Der große Anschluß ist eine beträchtliche Stadt des Soziallebensraums von 3685 Wohnsitzen (einschließlich Einzelperson 206) errichtet vom Architekten Emile Aillaud unter der Steuerung der Arbeit der öffentlichen Dienststelle HLM Interdépartemental des Paris Bereichs, auf der Gegend der Kommunen von Grigny und von Viry-Châtillon, im Essonne (91) zwischen 1967 und 1971. Die Stadt wurde am Ursprung im Rahmen der Aufnahme der shantytowns des Paris Bereichs errichtet und wurde besonders dann zum rehouse die Einwohner des Bezirkes 13e von Paris in der vollen Umwandlung benutzt.
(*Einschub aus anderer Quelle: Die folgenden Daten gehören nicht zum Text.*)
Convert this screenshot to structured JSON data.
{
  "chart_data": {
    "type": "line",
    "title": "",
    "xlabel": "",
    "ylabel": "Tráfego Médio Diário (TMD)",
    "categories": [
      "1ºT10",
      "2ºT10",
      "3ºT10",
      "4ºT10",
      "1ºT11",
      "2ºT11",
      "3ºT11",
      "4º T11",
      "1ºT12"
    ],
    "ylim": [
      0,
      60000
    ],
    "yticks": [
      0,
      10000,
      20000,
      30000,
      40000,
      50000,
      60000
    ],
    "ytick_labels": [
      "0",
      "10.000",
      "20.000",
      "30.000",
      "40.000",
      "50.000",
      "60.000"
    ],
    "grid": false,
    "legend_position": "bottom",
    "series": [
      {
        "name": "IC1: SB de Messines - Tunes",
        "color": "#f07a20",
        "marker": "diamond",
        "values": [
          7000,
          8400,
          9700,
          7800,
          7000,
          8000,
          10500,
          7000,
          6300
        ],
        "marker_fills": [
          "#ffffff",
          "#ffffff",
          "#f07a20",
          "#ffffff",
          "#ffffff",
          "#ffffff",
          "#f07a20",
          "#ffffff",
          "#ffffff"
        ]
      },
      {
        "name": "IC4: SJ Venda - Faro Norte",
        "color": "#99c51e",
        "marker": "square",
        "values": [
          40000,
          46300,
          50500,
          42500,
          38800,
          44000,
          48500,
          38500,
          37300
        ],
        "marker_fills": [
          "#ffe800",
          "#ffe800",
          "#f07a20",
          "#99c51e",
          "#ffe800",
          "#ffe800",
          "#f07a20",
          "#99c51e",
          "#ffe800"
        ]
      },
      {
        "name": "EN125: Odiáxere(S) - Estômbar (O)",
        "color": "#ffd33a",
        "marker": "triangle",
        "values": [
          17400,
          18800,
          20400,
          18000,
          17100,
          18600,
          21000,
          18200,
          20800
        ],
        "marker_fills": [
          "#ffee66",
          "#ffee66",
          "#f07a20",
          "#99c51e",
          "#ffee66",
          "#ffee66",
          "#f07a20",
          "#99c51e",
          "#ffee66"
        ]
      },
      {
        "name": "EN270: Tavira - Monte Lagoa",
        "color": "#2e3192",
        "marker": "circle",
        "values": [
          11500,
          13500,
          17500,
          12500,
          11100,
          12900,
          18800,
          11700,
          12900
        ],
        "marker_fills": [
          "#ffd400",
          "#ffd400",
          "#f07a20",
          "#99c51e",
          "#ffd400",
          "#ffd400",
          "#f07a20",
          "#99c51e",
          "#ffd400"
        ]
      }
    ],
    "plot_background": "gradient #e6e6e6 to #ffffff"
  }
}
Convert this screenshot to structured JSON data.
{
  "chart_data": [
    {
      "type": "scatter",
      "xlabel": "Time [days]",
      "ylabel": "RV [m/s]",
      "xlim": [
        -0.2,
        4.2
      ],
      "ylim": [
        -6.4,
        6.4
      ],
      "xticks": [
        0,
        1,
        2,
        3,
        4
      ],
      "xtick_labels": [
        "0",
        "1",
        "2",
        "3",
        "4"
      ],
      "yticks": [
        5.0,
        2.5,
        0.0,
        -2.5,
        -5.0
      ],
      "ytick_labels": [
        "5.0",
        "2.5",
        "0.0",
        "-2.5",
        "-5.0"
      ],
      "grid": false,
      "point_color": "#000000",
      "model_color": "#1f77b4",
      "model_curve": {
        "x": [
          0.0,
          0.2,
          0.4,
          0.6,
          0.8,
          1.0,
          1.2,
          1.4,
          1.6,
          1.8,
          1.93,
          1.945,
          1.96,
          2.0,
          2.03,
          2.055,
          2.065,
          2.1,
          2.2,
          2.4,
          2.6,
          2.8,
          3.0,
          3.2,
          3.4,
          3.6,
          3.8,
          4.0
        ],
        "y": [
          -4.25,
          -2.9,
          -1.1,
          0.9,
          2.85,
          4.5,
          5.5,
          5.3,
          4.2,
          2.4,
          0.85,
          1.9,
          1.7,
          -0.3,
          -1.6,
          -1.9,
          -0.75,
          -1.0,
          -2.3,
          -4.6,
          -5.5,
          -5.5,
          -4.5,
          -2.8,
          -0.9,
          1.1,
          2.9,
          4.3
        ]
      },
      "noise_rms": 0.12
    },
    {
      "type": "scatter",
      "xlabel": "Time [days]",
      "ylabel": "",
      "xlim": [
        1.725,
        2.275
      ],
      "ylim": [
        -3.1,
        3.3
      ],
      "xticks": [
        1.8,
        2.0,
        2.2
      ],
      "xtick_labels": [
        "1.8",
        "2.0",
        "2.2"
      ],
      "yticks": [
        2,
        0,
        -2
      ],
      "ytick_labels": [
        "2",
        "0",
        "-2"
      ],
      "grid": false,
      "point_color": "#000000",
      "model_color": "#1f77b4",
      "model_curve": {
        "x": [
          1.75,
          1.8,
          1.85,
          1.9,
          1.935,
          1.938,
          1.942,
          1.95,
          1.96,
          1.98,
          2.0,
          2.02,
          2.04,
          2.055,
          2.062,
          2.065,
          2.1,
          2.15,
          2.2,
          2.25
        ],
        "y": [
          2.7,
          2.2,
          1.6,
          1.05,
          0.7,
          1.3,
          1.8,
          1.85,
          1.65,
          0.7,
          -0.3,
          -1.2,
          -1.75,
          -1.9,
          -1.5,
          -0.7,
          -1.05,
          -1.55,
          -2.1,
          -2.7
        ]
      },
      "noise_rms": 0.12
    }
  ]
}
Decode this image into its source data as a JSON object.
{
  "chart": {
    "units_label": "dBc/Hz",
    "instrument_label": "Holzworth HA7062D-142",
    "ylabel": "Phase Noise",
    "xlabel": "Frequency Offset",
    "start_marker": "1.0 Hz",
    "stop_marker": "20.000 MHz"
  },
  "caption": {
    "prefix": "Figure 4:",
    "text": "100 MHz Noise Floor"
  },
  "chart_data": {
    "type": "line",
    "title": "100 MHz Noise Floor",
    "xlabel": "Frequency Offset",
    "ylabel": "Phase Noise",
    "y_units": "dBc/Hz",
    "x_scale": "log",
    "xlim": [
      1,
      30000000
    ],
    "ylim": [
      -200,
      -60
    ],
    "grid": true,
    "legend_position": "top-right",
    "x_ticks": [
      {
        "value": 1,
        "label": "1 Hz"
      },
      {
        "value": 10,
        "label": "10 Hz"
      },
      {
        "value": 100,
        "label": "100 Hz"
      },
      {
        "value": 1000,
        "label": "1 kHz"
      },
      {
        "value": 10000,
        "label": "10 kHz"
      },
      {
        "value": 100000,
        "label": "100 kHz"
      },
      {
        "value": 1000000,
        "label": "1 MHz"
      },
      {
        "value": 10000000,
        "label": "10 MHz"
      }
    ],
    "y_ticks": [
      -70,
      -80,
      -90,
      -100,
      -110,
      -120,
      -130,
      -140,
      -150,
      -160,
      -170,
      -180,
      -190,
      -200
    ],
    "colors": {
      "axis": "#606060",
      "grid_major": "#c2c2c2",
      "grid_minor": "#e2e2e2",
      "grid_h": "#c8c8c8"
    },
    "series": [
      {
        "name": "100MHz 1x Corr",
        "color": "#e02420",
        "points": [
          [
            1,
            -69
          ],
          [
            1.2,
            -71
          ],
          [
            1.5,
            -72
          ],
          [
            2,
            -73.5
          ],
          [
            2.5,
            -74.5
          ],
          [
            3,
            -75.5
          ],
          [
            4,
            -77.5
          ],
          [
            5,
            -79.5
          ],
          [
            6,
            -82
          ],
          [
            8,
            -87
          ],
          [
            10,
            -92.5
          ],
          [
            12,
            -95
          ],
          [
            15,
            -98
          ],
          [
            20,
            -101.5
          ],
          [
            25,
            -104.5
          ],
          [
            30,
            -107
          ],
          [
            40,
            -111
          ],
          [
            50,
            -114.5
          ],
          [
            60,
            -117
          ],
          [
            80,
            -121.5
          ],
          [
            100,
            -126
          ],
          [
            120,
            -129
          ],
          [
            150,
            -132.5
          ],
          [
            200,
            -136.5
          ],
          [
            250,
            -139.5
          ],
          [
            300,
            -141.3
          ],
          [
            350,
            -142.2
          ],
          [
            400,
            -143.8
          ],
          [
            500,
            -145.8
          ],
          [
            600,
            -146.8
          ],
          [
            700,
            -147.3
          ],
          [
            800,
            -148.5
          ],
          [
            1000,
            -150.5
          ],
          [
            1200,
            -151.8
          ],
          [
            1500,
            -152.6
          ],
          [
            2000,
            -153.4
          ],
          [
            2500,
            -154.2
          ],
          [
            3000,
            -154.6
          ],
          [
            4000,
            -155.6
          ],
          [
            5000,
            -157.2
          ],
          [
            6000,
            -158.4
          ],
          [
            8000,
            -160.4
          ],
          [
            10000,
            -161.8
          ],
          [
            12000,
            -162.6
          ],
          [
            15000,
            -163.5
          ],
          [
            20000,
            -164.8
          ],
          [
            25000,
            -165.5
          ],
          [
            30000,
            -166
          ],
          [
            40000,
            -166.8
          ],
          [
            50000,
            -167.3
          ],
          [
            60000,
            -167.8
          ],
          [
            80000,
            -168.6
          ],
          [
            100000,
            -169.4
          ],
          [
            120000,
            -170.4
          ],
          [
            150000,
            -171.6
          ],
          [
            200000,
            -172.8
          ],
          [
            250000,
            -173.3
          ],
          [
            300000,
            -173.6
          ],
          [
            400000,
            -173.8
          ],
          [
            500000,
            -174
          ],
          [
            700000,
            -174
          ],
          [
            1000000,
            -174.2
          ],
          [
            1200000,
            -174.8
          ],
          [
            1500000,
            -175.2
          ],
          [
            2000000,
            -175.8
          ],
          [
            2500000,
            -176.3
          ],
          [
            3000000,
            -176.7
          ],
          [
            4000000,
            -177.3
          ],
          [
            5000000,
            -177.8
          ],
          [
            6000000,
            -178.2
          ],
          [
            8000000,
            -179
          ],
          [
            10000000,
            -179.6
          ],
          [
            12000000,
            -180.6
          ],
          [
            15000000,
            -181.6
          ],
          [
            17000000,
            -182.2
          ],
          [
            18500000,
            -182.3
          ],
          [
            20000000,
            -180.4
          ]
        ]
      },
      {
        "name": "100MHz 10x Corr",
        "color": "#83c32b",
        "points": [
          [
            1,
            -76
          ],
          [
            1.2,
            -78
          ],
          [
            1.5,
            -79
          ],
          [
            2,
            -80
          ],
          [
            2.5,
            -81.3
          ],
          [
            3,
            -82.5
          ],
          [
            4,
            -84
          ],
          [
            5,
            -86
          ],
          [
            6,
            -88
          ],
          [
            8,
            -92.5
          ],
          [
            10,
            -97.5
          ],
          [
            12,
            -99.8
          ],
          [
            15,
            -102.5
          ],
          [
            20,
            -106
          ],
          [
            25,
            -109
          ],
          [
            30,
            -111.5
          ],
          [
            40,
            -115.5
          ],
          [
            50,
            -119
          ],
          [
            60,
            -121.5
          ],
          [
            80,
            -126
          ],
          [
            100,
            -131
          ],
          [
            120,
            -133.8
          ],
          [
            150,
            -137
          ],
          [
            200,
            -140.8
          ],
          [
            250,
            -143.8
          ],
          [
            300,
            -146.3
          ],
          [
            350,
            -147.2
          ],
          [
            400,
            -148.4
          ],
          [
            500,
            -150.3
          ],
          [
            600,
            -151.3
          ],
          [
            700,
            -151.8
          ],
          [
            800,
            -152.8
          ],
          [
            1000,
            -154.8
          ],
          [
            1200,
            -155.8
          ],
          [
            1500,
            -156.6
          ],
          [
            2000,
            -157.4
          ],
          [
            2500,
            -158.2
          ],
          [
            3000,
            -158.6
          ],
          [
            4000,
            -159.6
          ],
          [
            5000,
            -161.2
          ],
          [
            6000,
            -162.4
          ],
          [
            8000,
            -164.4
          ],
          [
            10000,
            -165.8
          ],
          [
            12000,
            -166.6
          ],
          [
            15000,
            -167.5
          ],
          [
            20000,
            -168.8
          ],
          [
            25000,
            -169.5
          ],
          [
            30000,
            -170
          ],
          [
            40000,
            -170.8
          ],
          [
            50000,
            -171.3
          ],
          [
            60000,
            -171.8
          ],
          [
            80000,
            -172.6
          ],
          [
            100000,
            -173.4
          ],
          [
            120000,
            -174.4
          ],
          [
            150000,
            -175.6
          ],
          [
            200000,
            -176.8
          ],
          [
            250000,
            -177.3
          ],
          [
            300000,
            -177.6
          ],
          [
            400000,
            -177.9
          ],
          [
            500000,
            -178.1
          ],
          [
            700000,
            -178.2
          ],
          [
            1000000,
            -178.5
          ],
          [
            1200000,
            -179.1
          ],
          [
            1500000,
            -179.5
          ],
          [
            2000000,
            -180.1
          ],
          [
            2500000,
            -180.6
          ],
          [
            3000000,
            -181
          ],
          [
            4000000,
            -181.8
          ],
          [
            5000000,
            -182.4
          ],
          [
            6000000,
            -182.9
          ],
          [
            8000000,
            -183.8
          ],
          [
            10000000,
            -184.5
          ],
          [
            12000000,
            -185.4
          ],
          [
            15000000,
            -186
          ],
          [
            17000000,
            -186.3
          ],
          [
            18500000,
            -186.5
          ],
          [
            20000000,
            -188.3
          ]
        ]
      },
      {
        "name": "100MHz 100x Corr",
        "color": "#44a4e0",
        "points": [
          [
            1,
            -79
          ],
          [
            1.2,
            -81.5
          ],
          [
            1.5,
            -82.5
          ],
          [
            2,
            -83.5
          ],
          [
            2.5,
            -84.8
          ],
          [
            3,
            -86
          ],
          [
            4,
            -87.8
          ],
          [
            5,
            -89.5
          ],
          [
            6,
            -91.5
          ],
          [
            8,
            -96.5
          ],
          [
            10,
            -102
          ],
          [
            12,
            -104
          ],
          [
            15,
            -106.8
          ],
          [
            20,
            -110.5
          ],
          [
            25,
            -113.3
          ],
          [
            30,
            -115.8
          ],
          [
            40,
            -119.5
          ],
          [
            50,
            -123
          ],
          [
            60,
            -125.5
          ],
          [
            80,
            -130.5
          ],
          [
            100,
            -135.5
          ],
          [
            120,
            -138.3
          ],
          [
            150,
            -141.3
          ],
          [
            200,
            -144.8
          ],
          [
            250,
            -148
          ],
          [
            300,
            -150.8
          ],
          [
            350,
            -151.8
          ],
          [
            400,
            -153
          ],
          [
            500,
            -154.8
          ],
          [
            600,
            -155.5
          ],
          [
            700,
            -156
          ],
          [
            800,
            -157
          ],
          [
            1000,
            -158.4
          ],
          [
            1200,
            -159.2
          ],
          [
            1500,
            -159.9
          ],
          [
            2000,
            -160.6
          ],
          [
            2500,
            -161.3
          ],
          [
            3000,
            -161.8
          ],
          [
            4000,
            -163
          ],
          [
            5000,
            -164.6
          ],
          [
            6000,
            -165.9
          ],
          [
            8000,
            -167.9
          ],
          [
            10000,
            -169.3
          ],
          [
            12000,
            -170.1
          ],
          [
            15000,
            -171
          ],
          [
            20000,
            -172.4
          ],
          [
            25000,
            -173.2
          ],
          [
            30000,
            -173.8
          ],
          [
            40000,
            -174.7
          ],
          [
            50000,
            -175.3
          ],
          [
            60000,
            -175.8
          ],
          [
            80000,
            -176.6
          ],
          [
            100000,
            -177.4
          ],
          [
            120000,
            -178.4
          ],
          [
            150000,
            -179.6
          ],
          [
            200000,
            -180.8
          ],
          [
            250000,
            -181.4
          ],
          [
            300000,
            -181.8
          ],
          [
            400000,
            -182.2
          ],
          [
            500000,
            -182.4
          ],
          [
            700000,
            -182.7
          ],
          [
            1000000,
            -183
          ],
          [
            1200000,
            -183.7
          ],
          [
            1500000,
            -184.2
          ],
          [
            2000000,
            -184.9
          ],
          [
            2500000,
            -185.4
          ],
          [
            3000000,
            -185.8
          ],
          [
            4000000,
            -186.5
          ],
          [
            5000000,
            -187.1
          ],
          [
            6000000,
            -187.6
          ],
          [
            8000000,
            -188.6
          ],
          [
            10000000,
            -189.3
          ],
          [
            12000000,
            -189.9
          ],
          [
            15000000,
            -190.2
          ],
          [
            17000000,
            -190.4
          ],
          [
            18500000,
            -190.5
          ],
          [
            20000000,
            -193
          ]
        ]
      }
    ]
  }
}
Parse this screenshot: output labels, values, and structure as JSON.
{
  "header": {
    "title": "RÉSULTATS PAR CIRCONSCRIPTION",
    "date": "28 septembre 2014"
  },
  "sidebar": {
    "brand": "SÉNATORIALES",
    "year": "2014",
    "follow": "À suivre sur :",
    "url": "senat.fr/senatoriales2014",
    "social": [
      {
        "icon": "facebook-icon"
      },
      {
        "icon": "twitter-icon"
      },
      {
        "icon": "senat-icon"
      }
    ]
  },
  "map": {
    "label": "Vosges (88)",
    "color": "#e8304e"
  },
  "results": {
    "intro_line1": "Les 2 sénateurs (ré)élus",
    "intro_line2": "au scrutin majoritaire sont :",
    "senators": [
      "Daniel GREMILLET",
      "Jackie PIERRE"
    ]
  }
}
Die Realisierung der Stadt wurde zur Bouygues Firma anvertraut. Mit Ausnahme von 90 Wohnsitzen, die SA HLM Logirep und von einem Teil des Sektors der Patios gehören, wird das Ganze der Stadt durch das OPIEVOY gehandhabt [ ].Quoic, das in Bezirke dann in den Sektoren von ungefähr 150 Wohnsitzen, die Stadt des großen Anschlusses geteilt wird, bleibt dennoch tief Maßeinheit, von seinem gesamten Konzept, der Gebrauch von Elementen und sich wiederholenden architectonic Prozessen und der Geist des Platzes, basiert auf der Integration, die ab dem Design einer Plastikarbeit gedrückt wird (Farbe, Freskos, Skulpturen) innerhalb des einzigartigen architektonischen Rahmens dieser großen atypischen Maßeinheit. Die Zahl Einwohnern des großen Anschlusses kann auf ungefähr 13 000 geschätzt werden (12 939 Einwohner entsprechend der allgemeinen Zählung der Bevölkerung von 1999).